Ehsan reminds us of one of the complexities of genebanks charging for accessions:

Often genebanks holds collections arising from other countries from which the accession has been collected. Then, how ethical would it be for a country to request for materials collected from its country and have to pay for it. I think this is another point which should be taken in to consideration.

Lots of other comments, do have a look and add your own.

Featured: Online mapping

Cédric Jeanneret-Grosjean thinks he knows why a couple of online mapping tools made me cry recently:

About your patience running out, you can’t really blame the “geeks”. I think the culprits in these initiative (customised online-web map portals two-O and variants) are the bored, misdirected info-comm-know managers and officers wanting such a tool on their corporate website.
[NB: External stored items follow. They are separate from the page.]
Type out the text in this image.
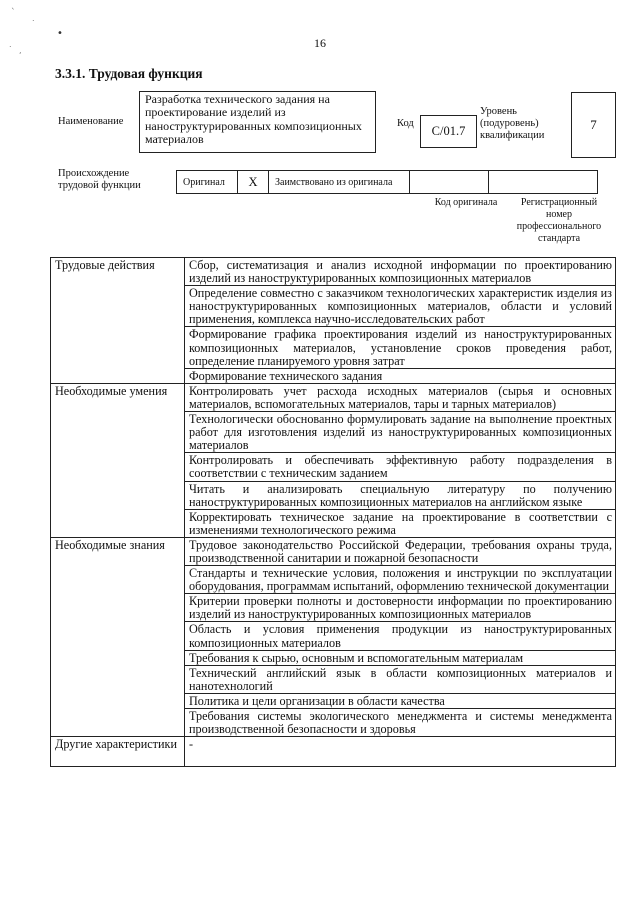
`
.
•
.
,
16
3.3.1. Трудовая функция
Наименование
Разработка технического задания на проектирование изделий из наноструктурированных композиционных материалов
Код
С/01.7
Уровень (подуровень) квалификации
7
Происхождение трудовой функции	Оригинал	X	Заимствовано из оригинала		
Код оригинала	Регистрационный номер профессионального стандарта
Трудовые действия	Сбор, систематизация и анализ исходной информации по проектированию изделий из наноструктурированных композиционных материалов
	Определение совместно с заказчиком технологических характеристик изделия из наноструктурированных композиционных материалов, области и условий применения, комплекса научно-исследовательских работ
	Формирование графика проектирования изделий из наноструктурированных композиционных материалов, установление сроков проведения работ, определение планируемого уровня затрат
	Формирование технического задания
Необходимые умения	Контролировать учет расхода исходных материалов (сырья и основных материалов, вспомогательных материалов, тары и тарных материалов)
	Технологически обоснованно формулировать задание на выполнение проектных работ для изготовления изделий из наноструктурированных композиционных материалов
	Контролировать и обеспечивать эффективную работу подразделения в соответствии с техническим заданием
	Читать и анализировать специальную литературу по получению наноструктурированных композиционных материалов на английском языке
	Корректировать техническое задание на проектирование в соответствии с изменениями технологического режима
Необходимые знания	Трудовое законодательство Российской Федерации, требования охраны труда, производственной санитарии и пожарной безопасности
	Стандарты и технические условия, положения и инструкции по эксплуатации оборудования, программам испытаний, оформлению технической документации
	Критерии проверки полноты и достоверности информации по проектированию изделий из наноструктурированных композиционных материалов
	Область и условия применения продукции из наноструктурированных композиционных материалов
	Требования к сырью, основным и вспомогательным материалам
	Технический английский язык в области композиционных материалов и нанотехнологий
	Политика и цели организации в области качества
	Требования системы экологического менеджмента и системы менеджмента производственной безопасности и здоровья
Другие характеристики	-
Why don’t you tell us what you really think, Cédric? It’s a long comment, but well worth reading in full. And many thanks to Cédric for taking the time to respond to the post.

Featured: Livestock data jungle

Tim Robinson updates us on livestock data at FAO:

…We had, of course, been working on the collection of the underlying livestock statistics, and the spatial modelling to produce the maps, for many years prior to them being published on the FAO website … but that is all quickly forgotten when they are re-distributed by a third party.

For your information, we have been beavering away since then, collecting more recent and detailed sub-national livestock statistics and disaggregating these using a slightly modified modelling approach, and 1 km multi-temporal, Fourier-processed MODIS imagery from the University of Oxford…

Global datasets coming soon, apparently. We’ll keep you posted.